The dehumanizing effects of AI don't end there, however. Meredith Whittaker, president of the Signal Foundation, has described AI as being fundamentally "surveillance technology". This rings true here in many ways. First off, the whole logic of using AI in government is to render members of the public as mere collections of measurements and data points. Meanwhile, AI also acts as a digital intermediary between public sector workers and service recipients (or even between public employees, whenever they generate an email or summarize a meeting using AI), an intermediary that's at least capable of keeping records of each interaction, if not influencing or directing it.
This doesn't inescapably lead to a technological totalitarianism. But adopting these systems clearly hands a lot of power to whoever builds, controls, and maintains them. For the most part, that means handing power to a handful of tech oligarchs.
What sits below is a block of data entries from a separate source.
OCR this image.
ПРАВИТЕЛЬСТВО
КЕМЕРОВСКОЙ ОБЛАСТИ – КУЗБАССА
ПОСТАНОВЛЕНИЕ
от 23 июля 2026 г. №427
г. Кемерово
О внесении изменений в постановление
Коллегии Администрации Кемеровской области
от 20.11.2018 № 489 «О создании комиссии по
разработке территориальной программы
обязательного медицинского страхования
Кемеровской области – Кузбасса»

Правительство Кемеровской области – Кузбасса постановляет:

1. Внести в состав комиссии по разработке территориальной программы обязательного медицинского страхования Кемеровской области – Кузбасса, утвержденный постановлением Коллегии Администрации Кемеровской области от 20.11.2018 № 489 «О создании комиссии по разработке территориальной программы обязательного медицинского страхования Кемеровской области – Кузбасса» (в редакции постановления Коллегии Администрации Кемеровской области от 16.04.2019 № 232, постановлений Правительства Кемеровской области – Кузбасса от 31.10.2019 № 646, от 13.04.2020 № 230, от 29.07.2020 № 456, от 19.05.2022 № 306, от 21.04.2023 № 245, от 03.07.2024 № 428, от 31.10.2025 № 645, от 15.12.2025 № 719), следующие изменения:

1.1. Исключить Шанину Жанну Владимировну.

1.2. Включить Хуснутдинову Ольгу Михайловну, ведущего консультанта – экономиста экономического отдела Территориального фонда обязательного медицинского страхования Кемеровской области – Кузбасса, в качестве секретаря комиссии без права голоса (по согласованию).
To at least some degree, this represents a seizure of the 'means of production' from public sector workers, as well as a reduction in democratic oversight.
Lastly, it may come as no surprise that so far, AI systems have found their best product-market fit in police and military applications, where short-circuiting people's critical thinking and decision-making processes is incredibly useful, at least for those who want to turn people into unhesitatingly brutal and lethal instruments of authority.
AI systems reproduce bias, cheapen and homogenize our social interactions, deskill us, make our jobs more precarious, eliminate opportunities to practice care, and enable authoritarian modes of surveillance and control. Deployed in the public sector, they undercut workers' ability to meaningfully grapple with problems and make ethical decisions that move our society forward. These technologies dehumanize all of us. Collectively, we can choose to reject them.